Last night, I dreamed that Riley’s front teeth died in his mouth. Mine died, too, and not only were they dead, but also they were brown and smelled rotten. The night before, I dreamed the world was going to end after I gave Dylan lunch. Under the circumstances, I gave him his favorite snack instead of forcing him to try new food. Amazingly, he asked for carrot sticks. Then I was forced to leave my sweet boy nibbling on carrots and wait for the planet to explode. Do I need a dream catcher or what?
I learned from the Internet this morning that dreaming about teeth, and especially about teeth falling out, is sign offear and anxiety. I didn’t bother researching “death and destruction in dreams” because I’m pretty sure it means something bad,too. Interestingly, dreaming about carrots has something to do with fertility and having abundant “hardy” offspring.
I am freaked out about the real-life fate of Riley’s front teeth (we go back to the dentist next week), but I’m pretty sure these nightmares also have something to do with the anxiety I feel in the pit of my stomach around this time every year.

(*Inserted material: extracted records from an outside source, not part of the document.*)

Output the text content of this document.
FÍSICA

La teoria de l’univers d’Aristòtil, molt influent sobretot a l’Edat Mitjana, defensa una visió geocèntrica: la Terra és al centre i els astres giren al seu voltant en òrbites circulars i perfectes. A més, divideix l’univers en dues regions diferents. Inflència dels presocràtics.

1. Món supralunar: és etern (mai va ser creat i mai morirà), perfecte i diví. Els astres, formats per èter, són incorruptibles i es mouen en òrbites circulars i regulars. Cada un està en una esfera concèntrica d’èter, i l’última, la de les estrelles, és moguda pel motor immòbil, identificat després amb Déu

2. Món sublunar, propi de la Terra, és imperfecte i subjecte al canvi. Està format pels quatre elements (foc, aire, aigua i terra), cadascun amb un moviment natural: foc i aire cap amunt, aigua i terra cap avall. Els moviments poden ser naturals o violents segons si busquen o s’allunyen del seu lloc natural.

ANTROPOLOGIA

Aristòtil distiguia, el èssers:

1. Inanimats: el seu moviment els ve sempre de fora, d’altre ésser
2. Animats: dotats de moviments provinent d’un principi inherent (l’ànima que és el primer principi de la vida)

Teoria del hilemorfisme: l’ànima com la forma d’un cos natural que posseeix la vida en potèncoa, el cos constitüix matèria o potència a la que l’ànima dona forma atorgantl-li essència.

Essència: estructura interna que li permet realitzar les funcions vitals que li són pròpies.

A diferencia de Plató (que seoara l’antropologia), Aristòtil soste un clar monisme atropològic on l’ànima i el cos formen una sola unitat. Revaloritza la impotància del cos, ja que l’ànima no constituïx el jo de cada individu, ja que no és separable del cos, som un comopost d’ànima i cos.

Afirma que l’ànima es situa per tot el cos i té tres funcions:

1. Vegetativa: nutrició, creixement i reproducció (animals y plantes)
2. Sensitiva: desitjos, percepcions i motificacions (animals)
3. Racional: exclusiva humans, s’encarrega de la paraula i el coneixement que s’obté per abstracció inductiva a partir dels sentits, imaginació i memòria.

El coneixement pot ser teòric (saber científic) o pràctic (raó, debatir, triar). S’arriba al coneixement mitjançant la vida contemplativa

This Sunday is the tenth anniversary of September 11th. Mike and I were in New York City on that day – newly engaged, living in Brooklyn, working downtown and making the most of our twenties. I wrote a blog entry about it last September, but I never published it. Coincidentally, it was inspired by a visit to the dentist of all places. Here’s an excerpt:
I went to the dentist on Monday morning to have my teeth cleaned. As the hygienist lowered me down to a reclining position, my eyes became fixed on a framed poster on the wall of the World Trade Center towers. I wondered if they knew the picture was hanging there. I wondered if it was a mistake or a tribute. I wondered how many people sat in this chair and stared at it while their teeth were scraped. I wondered if they felt as sad as I did when I looked at it.
I read an article in the New York Times about a month ago about people who suffer from PTSD as a result of their experiences that day. It’s mind-blowing how the psychological consequences of that day have turned thousands of people’s lives upside down. I don’t have PTSD, but the truth is that I can’t look at images of September 11th (or think about it or talk about it or hear other people talk about it or read about it or watch TV shows about it) without tearing up. The emotions of that day sit in the back of my throat and feel as raw now as they did on that perfectly warm and sunny day ten years ago.
Honoring September 11th has always been difficult. Ten years and a whole lot of life changes later, I’ll mark the day at a 5th birthday party. Considering my current state of anxiety – when I’m awake and asleep – going to a birthday party seems like a pretty good idea and a great distraction. I hope I’ll have a better time controlling my emotions when the boys start asking questions about September 11th in the years ahead. In the meantime, I’m going to make the most of our Sunday plans and be a Grateful Mama for the boys’ precious, small worlds.